Padahal, jemaah haji asal Banten ini baru saja tiba di Bandara Soekarno Hatta, Cengkareng, Tangerang, menanti keberangkatan ke tanah suci.
Ia pun terus-terusan ditenangkan oleh Tenaga Kesehatan Haji (TKH). Masuah diminta untuk duduk di bangku rodanya sembari diyakinkan untuk tidak pulang.
TKH nan menjaga Masuah, Siti Nurlaela menjelaskan bahwa nenek itu menderita penyakit demensia. Ia pun disebut ketakutan lantaran tak didampingi keluarganya sama sekali.

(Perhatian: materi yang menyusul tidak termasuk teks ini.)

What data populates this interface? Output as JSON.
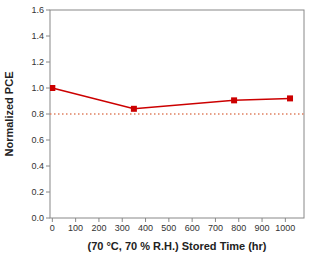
{
  "chart_data": {
    "type": "line",
    "xlabel": "(70 °C, 70 % R.H.) Stored Time (hr)",
    "ylabel": "Normalized PCE",
    "x": [
      0,
      350,
      780,
      1020
    ],
    "series": [
      {
        "color": "#cc0000",
        "marker": "square",
        "values": [
          1.0,
          0.84,
          0.905,
          0.92
        ]
      }
    ],
    "reference_line": {
      "value": 0.8,
      "color": "#e08060",
      "line_style": "dotted"
    },
    "xlim": [
      -10,
      1080
    ],
    "ylim": [
      0.0,
      1.6
    ],
    "xticks": [
      0,
      100,
      200,
      300,
      400,
      500,
      600,
      700,
      800,
      900,
      1000
    ],
    "yticks": [
      {
        "value": 0.0,
        "label": "0.0"
      },
      0.2,
      0.4,
      0.6,
      0.8,
      {
        "value": 1.0,
        "label": "1.0"
      },
      1.2,
      1.4,
      1.6
    ],
    "grid": false
  }
}
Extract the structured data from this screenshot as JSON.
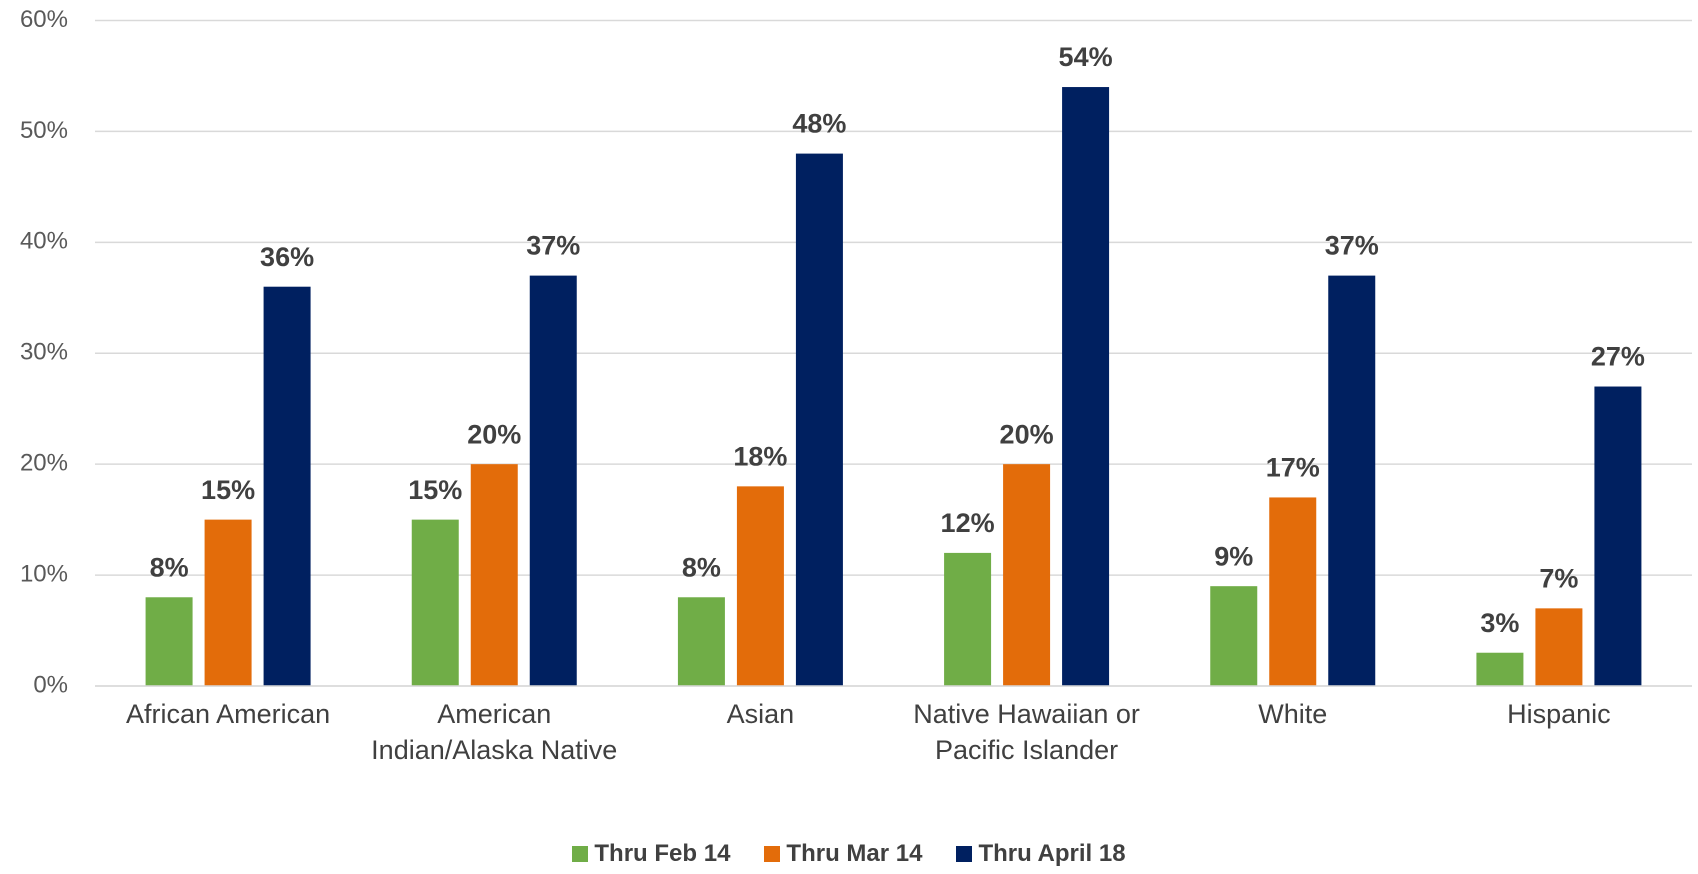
{
  "chart_data": {
    "type": "bar",
    "categories": [
      "African American",
      "American Indian/Alaska Native",
      "Asian",
      "Native Hawaiian or Pacific Islander",
      "White",
      "Hispanic"
    ],
    "series": [
      {
        "name": "Thru Feb 14",
        "color": "#70ad47",
        "values": [
          8,
          15,
          8,
          12,
          9,
          3
        ],
        "value_labels": [
          "8%",
          "15%",
          "8%",
          "12%",
          "9%",
          "3%"
        ]
      },
      {
        "name": "Thru Mar 14",
        "color": "#e36c0a",
        "values": [
          15,
          20,
          18,
          20,
          17,
          7
        ],
        "value_labels": [
          "15%",
          "20%",
          "18%",
          "20%",
          "17%",
          "7%"
        ]
      },
      {
        "name": "Thru April 18",
        "color": "#002060",
        "values": [
          36,
          37,
          48,
          54,
          37,
          27
        ],
        "value_labels": [
          "36%",
          "37%",
          "48%",
          "54%",
          "37%",
          "27%"
        ]
      }
    ],
    "ylim": [
      0,
      60
    ],
    "yticks": [
      {
        "value": 0,
        "label": "0%"
      },
      {
        "value": 10,
        "label": "10%"
      },
      {
        "value": 20,
        "label": "20%"
      },
      {
        "value": 30,
        "label": "30%"
      },
      {
        "value": 40,
        "label": "40%"
      },
      {
        "value": 50,
        "label": "50%"
      },
      {
        "value": 60,
        "label": "60%"
      }
    ],
    "grid": true,
    "legend": "bottom"
  }
}
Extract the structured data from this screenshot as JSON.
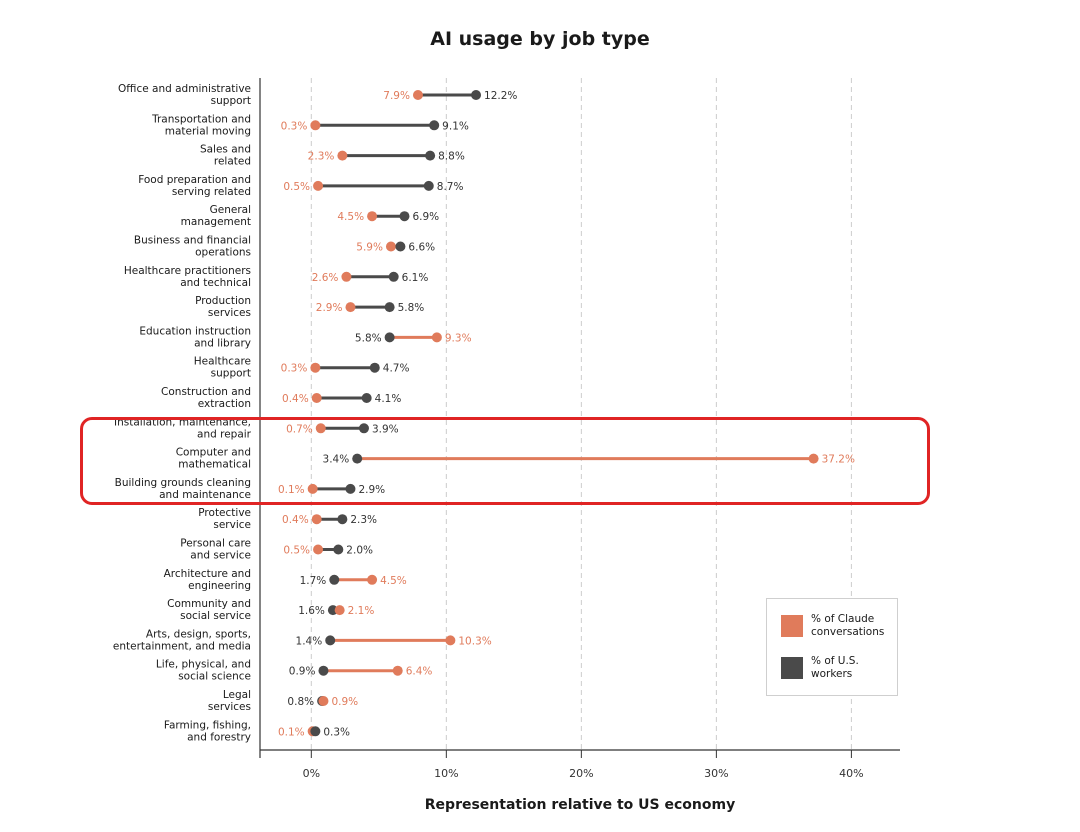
{
  "colors": {
    "claude": "#e07b5b",
    "workers": "#4a4a4a",
    "highlight": "#e02424",
    "grid": "#cccccc"
  },
  "legend": {
    "claude_label": "% of Claude conversations",
    "workers_label": "% of U.S. workers"
  },
  "chart_data": {
    "type": "dumbbell",
    "title": "AI usage by job type",
    "xlabel": "Representation relative to US economy",
    "ylabel": "",
    "xlim": [
      -3.8,
      43.6
    ],
    "xticks": [
      0,
      10,
      20,
      30,
      40
    ],
    "xtick_labels": [
      "0%",
      "10%",
      "20%",
      "30%",
      "40%"
    ],
    "grid": "vertical dashed",
    "legend_position": "bottom-right",
    "highlighted_categories": [
      "Installation, maintenance, and repair",
      "Computer and mathematical",
      "Building grounds cleaning and maintenance"
    ],
    "series": [
      {
        "name": "% of Claude conversations",
        "key": "claude"
      },
      {
        "name": "% of U.S. workers",
        "key": "workers"
      }
    ],
    "rows": [
      {
        "category": [
          "Office and administrative",
          "support"
        ],
        "claude": 7.9,
        "workers": 12.2,
        "claude_label": "7.9%",
        "workers_label": "12.2%"
      },
      {
        "category": [
          "Transportation and",
          "material moving"
        ],
        "claude": 0.3,
        "workers": 9.1,
        "claude_label": "0.3%",
        "workers_label": "9.1%"
      },
      {
        "category": [
          "Sales and",
          "related"
        ],
        "claude": 2.3,
        "workers": 8.8,
        "claude_label": "2.3%",
        "workers_label": "8.8%"
      },
      {
        "category": [
          "Food preparation and",
          "serving related"
        ],
        "claude": 0.5,
        "workers": 8.7,
        "claude_label": "0.5%",
        "workers_label": "8.7%"
      },
      {
        "category": [
          "General",
          "management"
        ],
        "claude": 4.5,
        "workers": 6.9,
        "claude_label": "4.5%",
        "workers_label": "6.9%"
      },
      {
        "category": [
          "Business and financial",
          "operations"
        ],
        "claude": 5.9,
        "workers": 6.6,
        "claude_label": "5.9%",
        "workers_label": "6.6%"
      },
      {
        "category": [
          "Healthcare practitioners",
          "and technical"
        ],
        "claude": 2.6,
        "workers": 6.1,
        "claude_label": "2.6%",
        "workers_label": "6.1%"
      },
      {
        "category": [
          "Production",
          "services"
        ],
        "claude": 2.9,
        "workers": 5.8,
        "claude_label": "2.9%",
        "workers_label": "5.8%"
      },
      {
        "category": [
          "Education instruction",
          "and library"
        ],
        "claude": 9.3,
        "workers": 5.8,
        "claude_label": "9.3%",
        "workers_label": "5.8%"
      },
      {
        "category": [
          "Healthcare",
          "support"
        ],
        "claude": 0.3,
        "workers": 4.7,
        "claude_label": "0.3%",
        "workers_label": "4.7%"
      },
      {
        "category": [
          "Construction and",
          "extraction"
        ],
        "claude": 0.4,
        "workers": 4.1,
        "claude_label": "0.4%",
        "workers_label": "4.1%"
      },
      {
        "category": [
          "Installation, maintenance,",
          "and repair"
        ],
        "claude": 0.7,
        "workers": 3.9,
        "claude_label": "0.7%",
        "workers_label": "3.9%"
      },
      {
        "category": [
          "Computer and",
          "mathematical"
        ],
        "claude": 37.2,
        "workers": 3.4,
        "claude_label": "37.2%",
        "workers_label": "3.4%"
      },
      {
        "category": [
          "Building grounds cleaning",
          "and maintenance"
        ],
        "claude": 0.1,
        "workers": 2.9,
        "claude_label": "0.1%",
        "workers_label": "2.9%"
      },
      {
        "category": [
          "Protective",
          "service"
        ],
        "claude": 0.4,
        "workers": 2.3,
        "claude_label": "0.4%",
        "workers_label": "2.3%"
      },
      {
        "category": [
          "Personal care",
          "and service"
        ],
        "claude": 0.5,
        "workers": 2.0,
        "claude_label": "0.5%",
        "workers_label": "2.0%"
      },
      {
        "category": [
          "Architecture and",
          "engineering"
        ],
        "claude": 4.5,
        "workers": 1.7,
        "claude_label": "4.5%",
        "workers_label": "1.7%"
      },
      {
        "category": [
          "Community and",
          "social service"
        ],
        "claude": 2.1,
        "workers": 1.6,
        "claude_label": "2.1%",
        "workers_label": "1.6%"
      },
      {
        "category": [
          "Arts, design, sports,",
          "entertainment, and media"
        ],
        "claude": 10.3,
        "workers": 1.4,
        "claude_label": "10.3%",
        "workers_label": "1.4%"
      },
      {
        "category": [
          "Life, physical, and",
          "social science"
        ],
        "claude": 6.4,
        "workers": 0.9,
        "claude_label": "6.4%",
        "workers_label": "0.9%"
      },
      {
        "category": [
          "Legal",
          "services"
        ],
        "claude": 0.9,
        "workers": 0.8,
        "claude_label": "0.9%",
        "workers_label": "0.8%"
      },
      {
        "category": [
          "Farming, fishing,",
          "and forestry"
        ],
        "claude": 0.1,
        "workers": 0.3,
        "claude_label": "0.1%",
        "workers_label": "0.3%"
      }
    ]
  }
}
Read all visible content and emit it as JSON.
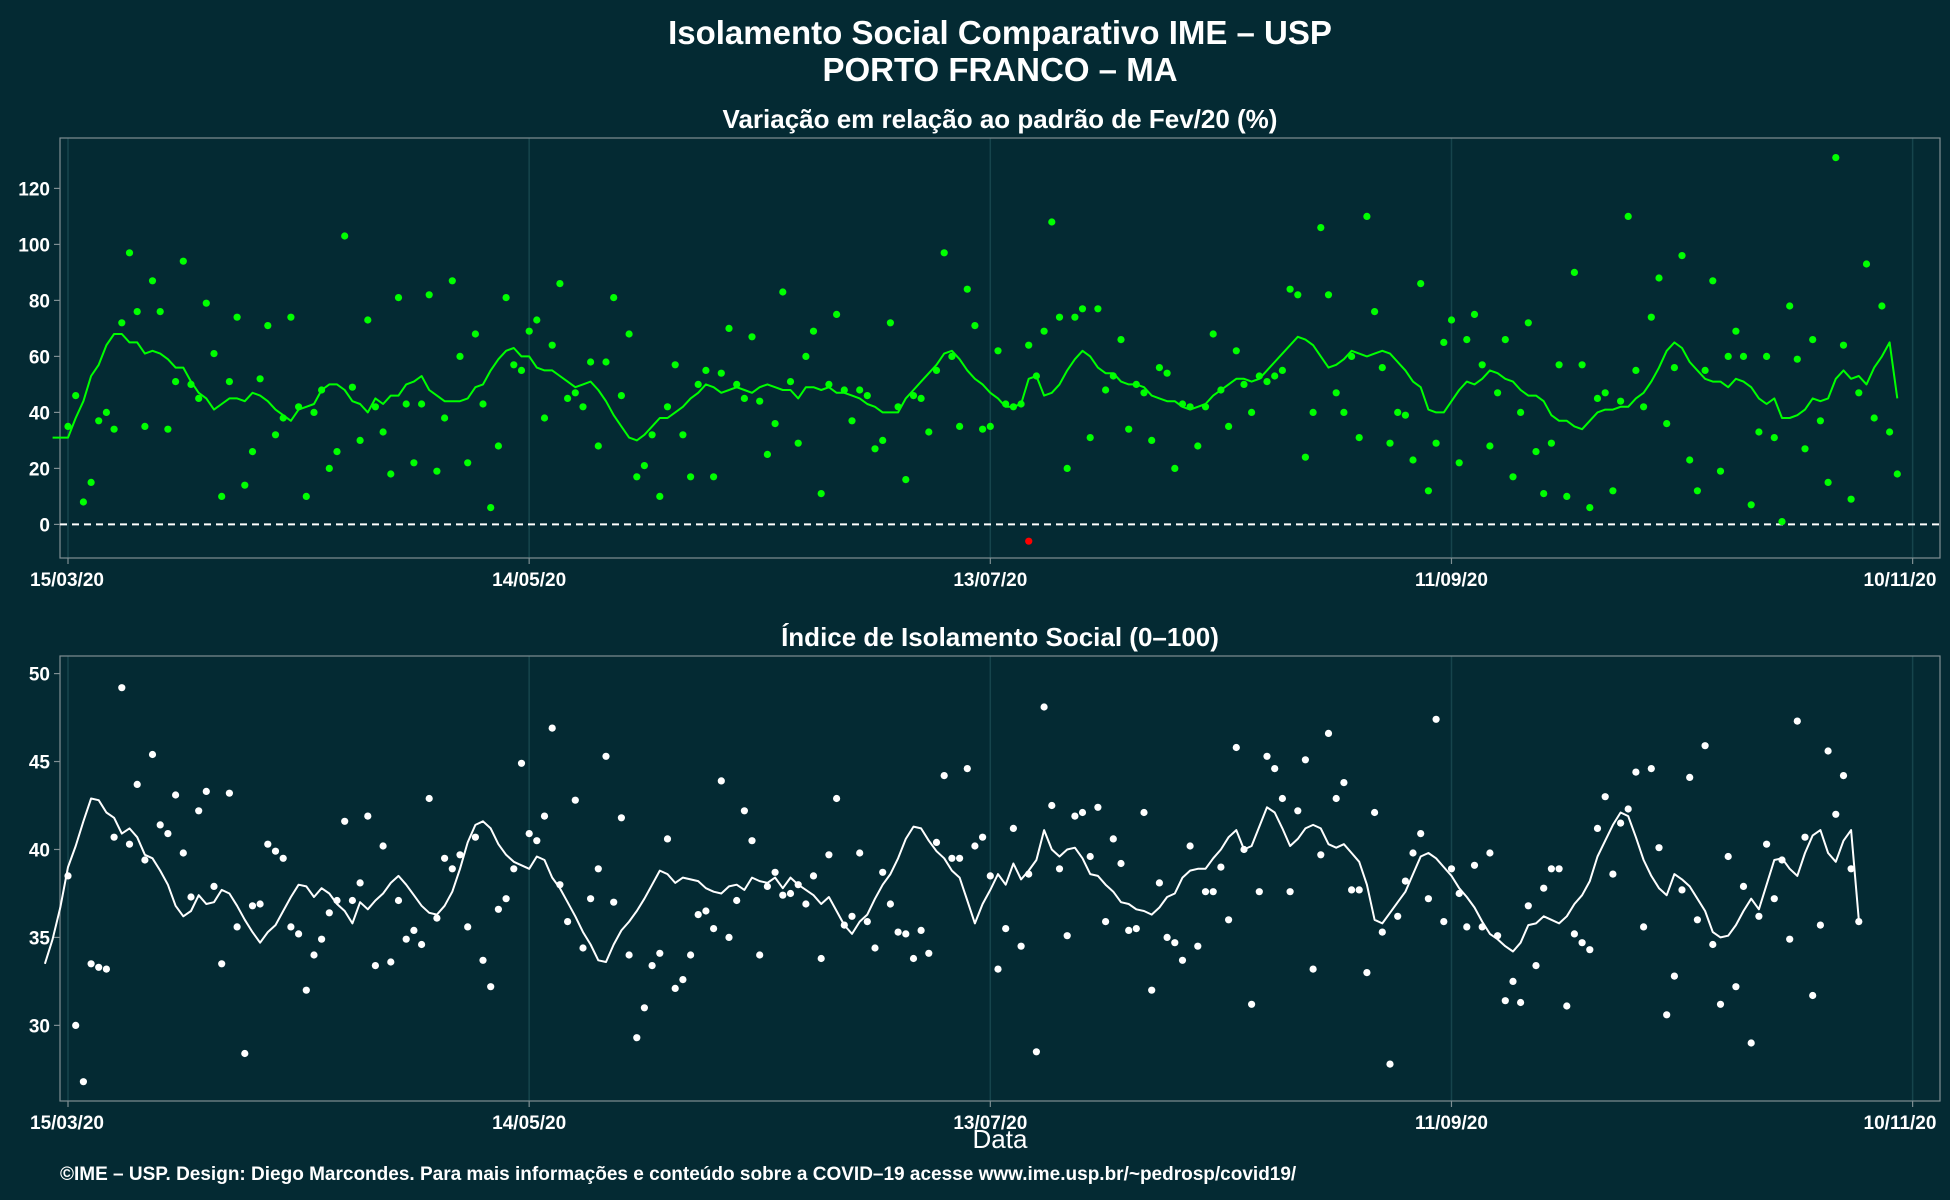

“Kendalanya satu, demensia, kebetulan memang berangkat sendiri. Tidak didampingi oleh family jadi dia merasa tidak ada family di sini minta pulang,” ucap Siti.
“Kebetulan dari pihak rombongan memang sudah kenal dekat. Jadi lantaran nggak ada nan dikenal mau kembali ke rumah terus,” tambahnya.
Siti mengatakan, kejadian serupa sudah sering dirasakan petugas haji. Jemaah dengan kondisi unik seperti itu pun alan terus didampingi petugas.
“Kalau dari rombongan sudah terbiasa seperti itu dan ketua rombongan ini sudah dekat memang dengan jemaahnya jadi sudah mengerti dengan kondisinya,” jelas Siti.
“Nanti kita ada dari petugas kesehatan dan petugas haji nan setiap rombongan itu menemani,” tambahnya.
Menjelang keberangkatannya, Masuah pun sudah kembali tenang. Sambil duduk di bangku rodanya, Masuah mengatakan mau berangkat ke tanah suci.
“(Mau) berangkat haji,” kata Masuah saat ditanya tujuannya.